Roosevelt's wife, Eleanor, held no paid position but reached out to depression victims, including African Americans, in her role as first lady. Nevertheless, most New Deal programs heavily favored male workers.

This changed dramatically as the United States entered the war. Women in Europe and North America had played important roles during World War I, but World War II offered even more opportunity. As more men went to war, it fell to women to maintain or even increase their homelands' agricultural and manufacturing production.

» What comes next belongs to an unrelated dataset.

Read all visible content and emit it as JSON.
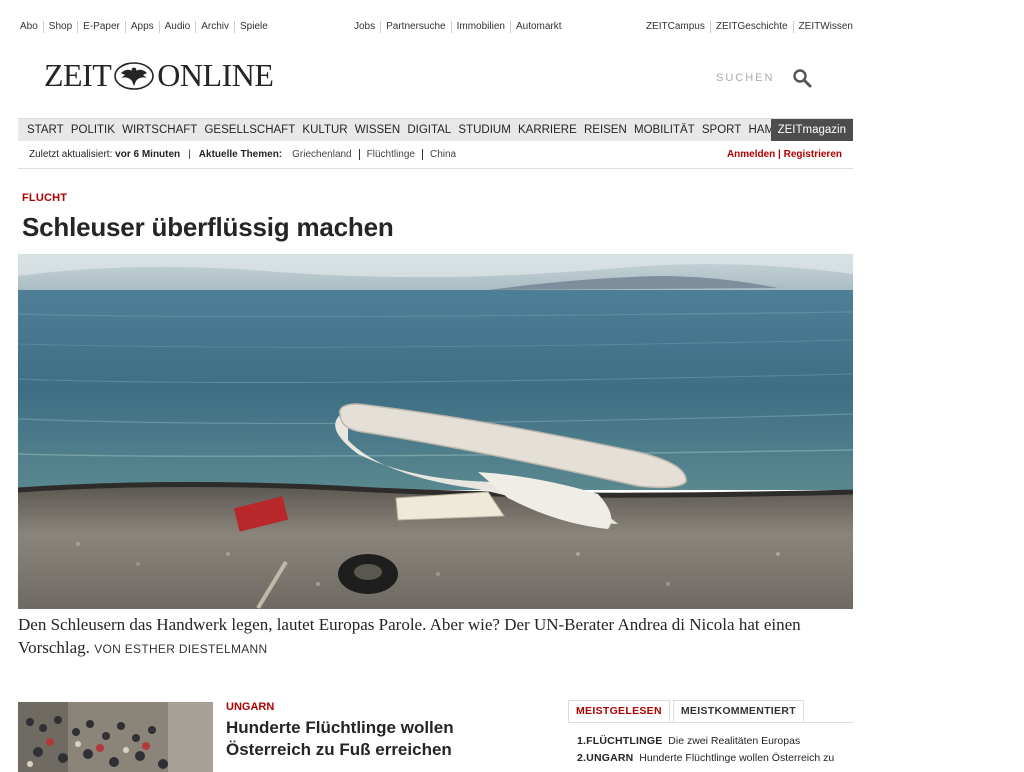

In the United States an elaborate propaganda effort persuaded women that they could become "Rosie the Riveter," a pert and muscular young woman who could wield a welding torch as effectively as she could type a letter. Women, including married women, became a third of the U.S. workforce.

Although most female war workers continued to do "women's jobs," 350,000 joined the armed forces, and 3 million worked in defense industries. Despite problems with child care and other issues, most were proud of their work and pay. In 1945, as troops began mustering out to resume civilian lives, so did female defense workers. By 1950 Rosie seemed a distant memory as the United States (and most other nations) returned to gender "normalcy."